Why Your Long-Context LLM Runs Out of Memory
The KV cache is the line item nobody mentions until you set context to 128k and the GPU explodes. Here is what it is and how to size it.
If you have ever set a long context and watched your GPU OOM the first time you actually used it, the answer is the KV cache.
What it is
A transformer attends to every previous token. To avoid recomputing keys and values from scratch on every step, the engine stores them. That is the KV cache. One block per layer per token.
The formula
KV cache size in bytes:
``
2 (k+v) × num_layers × num_kv_heads × head_dim × seq × batch × bytes_per_element
``
At FP16, bytes_per_element = 2.
For Llama 3.1 70B (80 layers, 8 KV heads, 128 head dim) at 32k context, batch 1, FP16:
``
2 × 80 × 8 × 128 × 32768 × 1 × 2 = 10.7 GB
``
That is just KV. Weights are separate.
Why GQA matters
Grouped Query Attention reduces num_kv_heads. Llama 3.1 has 8 KV heads where Llama 2 had 64. Same model size, KV cache is ~8x smaller. This is the architectural trick that made long-context Llama practical.
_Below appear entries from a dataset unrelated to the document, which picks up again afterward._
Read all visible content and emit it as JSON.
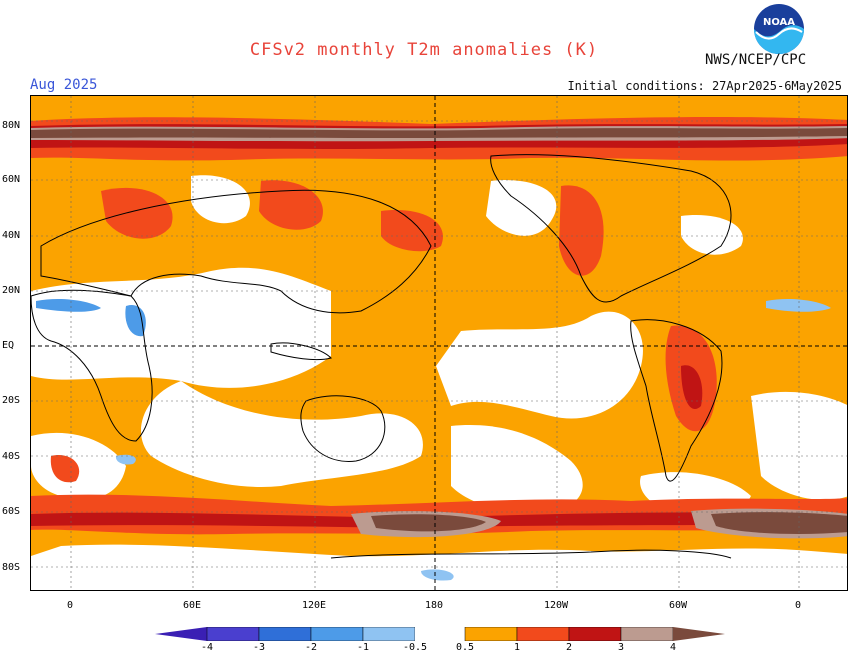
{
  "title": "CFSv2 monthly T2m anomalies (K)",
  "forecast_month": "Aug 2025",
  "agency": "NWS/NCEP/CPC",
  "initial_conditions": "Initial conditions: 27Apr2025-6May2025",
  "logo_text": "NOAA",
  "colors": {
    "title": "#e8443a",
    "month": "#3a56d8",
    "neg4": "#3a1fb4",
    "neg3": "#4a3fcf",
    "neg2": "#2f6fd8",
    "neg1": "#4d9be8",
    "neg05": "#8fc3f2",
    "pos05": "#fba300",
    "pos1": "#f24a1c",
    "pos2": "#c01414",
    "pos3": "#bc9b90",
    "pos4": "#7a4a3c"
  },
  "latitude_labels": [
    "80N",
    "60N",
    "40N",
    "20N",
    "EQ",
    "20S",
    "40S",
    "60S",
    "80S"
  ],
  "longitude_labels": [
    "0",
    "60E",
    "120E",
    "180",
    "120W",
    "60W",
    "0"
  ],
  "colorbar_labels": [
    "-4",
    "-3",
    "-2",
    "-1",
    "-0.5",
    "0.5",
    "1",
    "2",
    "3",
    "4"
  ]
}
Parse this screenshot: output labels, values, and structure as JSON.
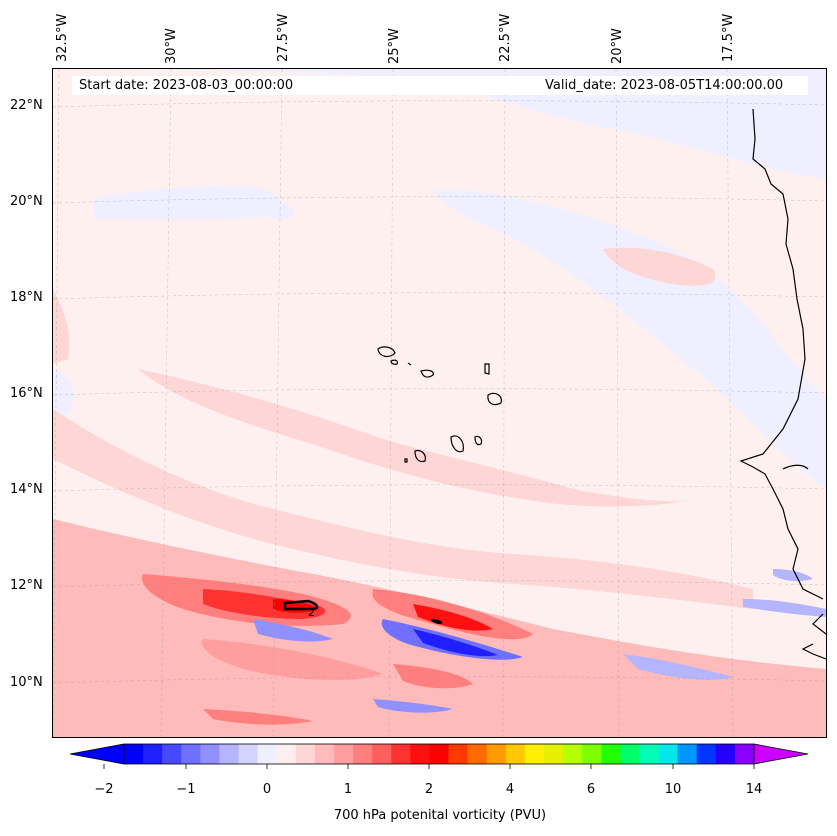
{
  "header": {
    "start_date": "Start date: 2023-08-03_00:00:00",
    "valid_date": "Valid_date: 2023-08-05T14:00:00.00"
  },
  "axes": {
    "lon_labels": [
      "32.5°W",
      "30°W",
      "27.5°W",
      "25°W",
      "22.5°W",
      "20°W",
      "17.5°W"
    ],
    "lat_labels": [
      "22°N",
      "20°N",
      "18°N",
      "16°N",
      "14°N",
      "12°N",
      "10°N"
    ],
    "grid": "on"
  },
  "colorbar": {
    "label": "700 hPa potenital vorticity (PVU)",
    "tick_labels": [
      "−2",
      "−1",
      "0",
      "1",
      "2",
      "4",
      "6",
      "10",
      "14"
    ],
    "colors": [
      "#0000ff",
      "#2020ff",
      "#4848ff",
      "#7070ff",
      "#9090ff",
      "#b4b4ff",
      "#d4d4ff",
      "#efefff",
      "#ffeeee",
      "#ffd6d6",
      "#ffbaba",
      "#ff9e9e",
      "#ff7e7e",
      "#ff5e5e",
      "#ff3232",
      "#ff1010",
      "#ff0000",
      "#ff3a00",
      "#ff6a00",
      "#ff9a00",
      "#ffc800",
      "#fff000",
      "#e4f000",
      "#b4ff00",
      "#7cff00",
      "#22ff00",
      "#00ff66",
      "#00ffb4",
      "#00e8e8",
      "#0096ff",
      "#0036ff",
      "#2600ff",
      "#8a00ff"
    ],
    "extend_low_color": "#0000ff",
    "extend_high_color": "#cc00ff"
  },
  "map": {
    "contour_label": "2",
    "coastline_color": "#000000",
    "background_field_color": "#fff0f0"
  }
}
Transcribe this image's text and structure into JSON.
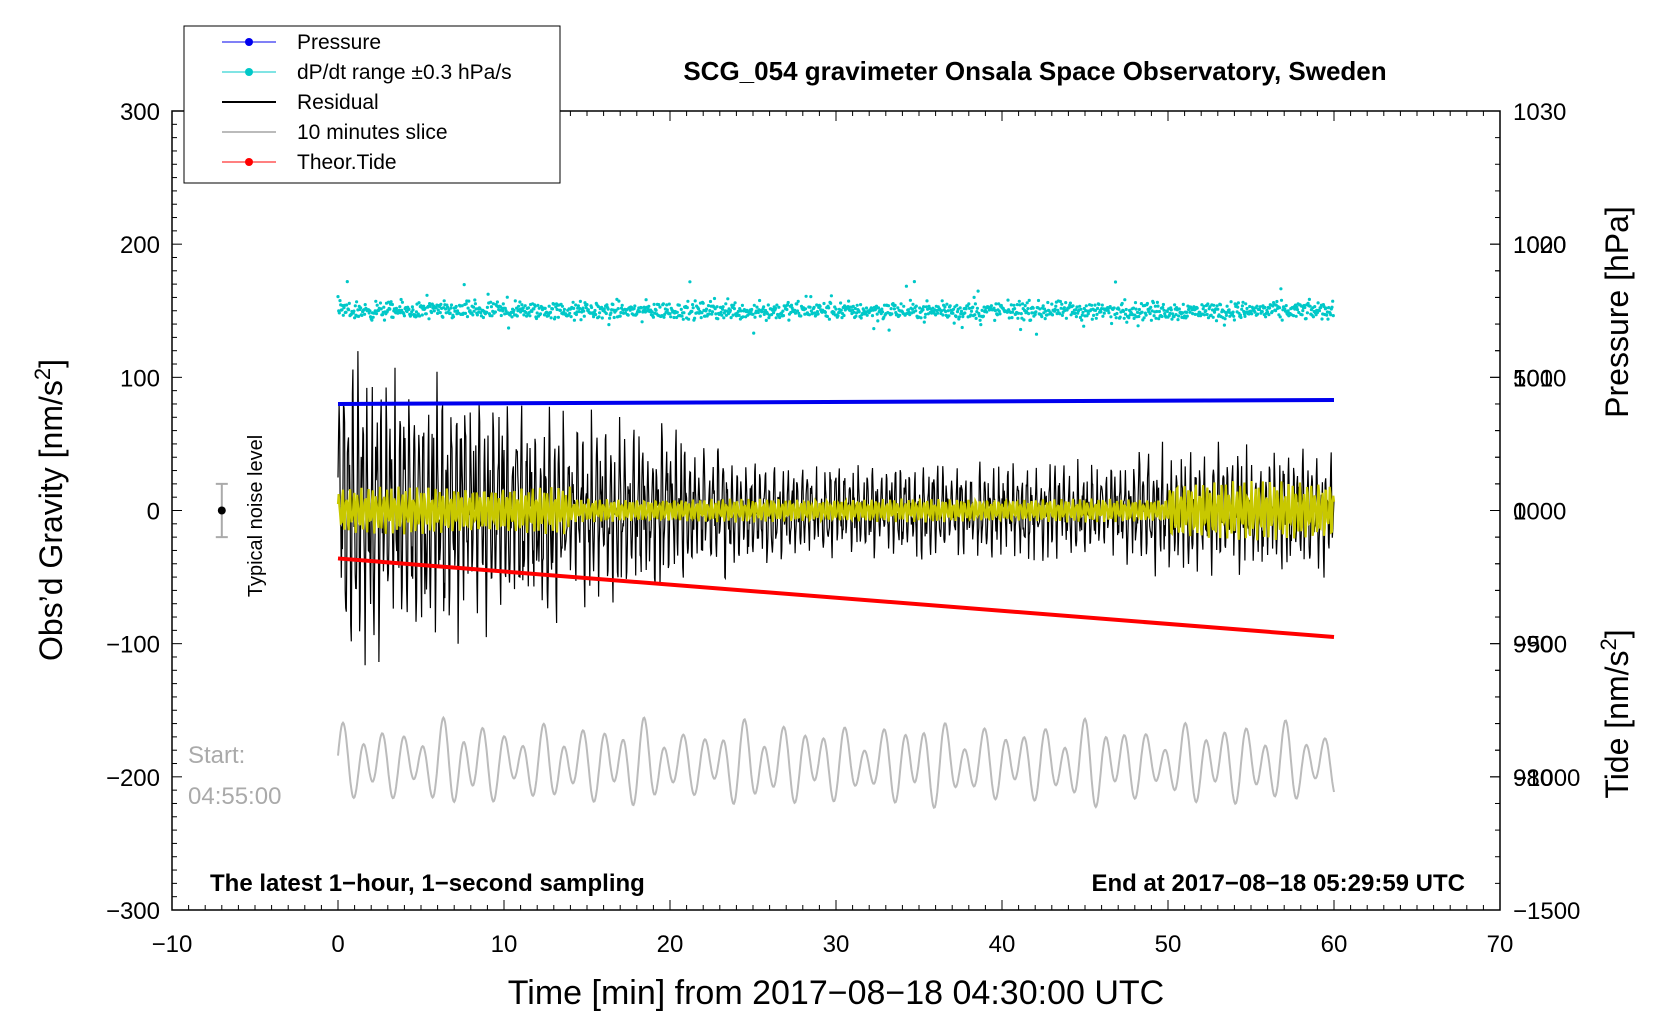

Old multi-head models (Mistral 7B v0.1) burn KV cache fast. Modern GQA models (Llama 3.x, Qwen 2.5, DeepSeek) are far cheaper.
Quantizing the KV cache
The KV cache uses FP16 by default. INT8 cuts it in half, INT4 cuts it to a quarter. Quality cost is small for chat, more visible on reasoning. vLLM, llama.cpp, TensorRT-LLM all support FP8 KV cache.
When to care
Below 8k context, KV cache is a rounding error. At 32k, it is a real chunk. At 128k+, it can dominate. Long-document QA, code with repo-scale context, multi-turn agent histories all hit the KV cache hard.
Sizing the right way
Set your context to the longest workload you actually run. Add KV cache to weight memory. Then add 20% headroom. The calculator does this. Do not size on weights only and assume the rest is small.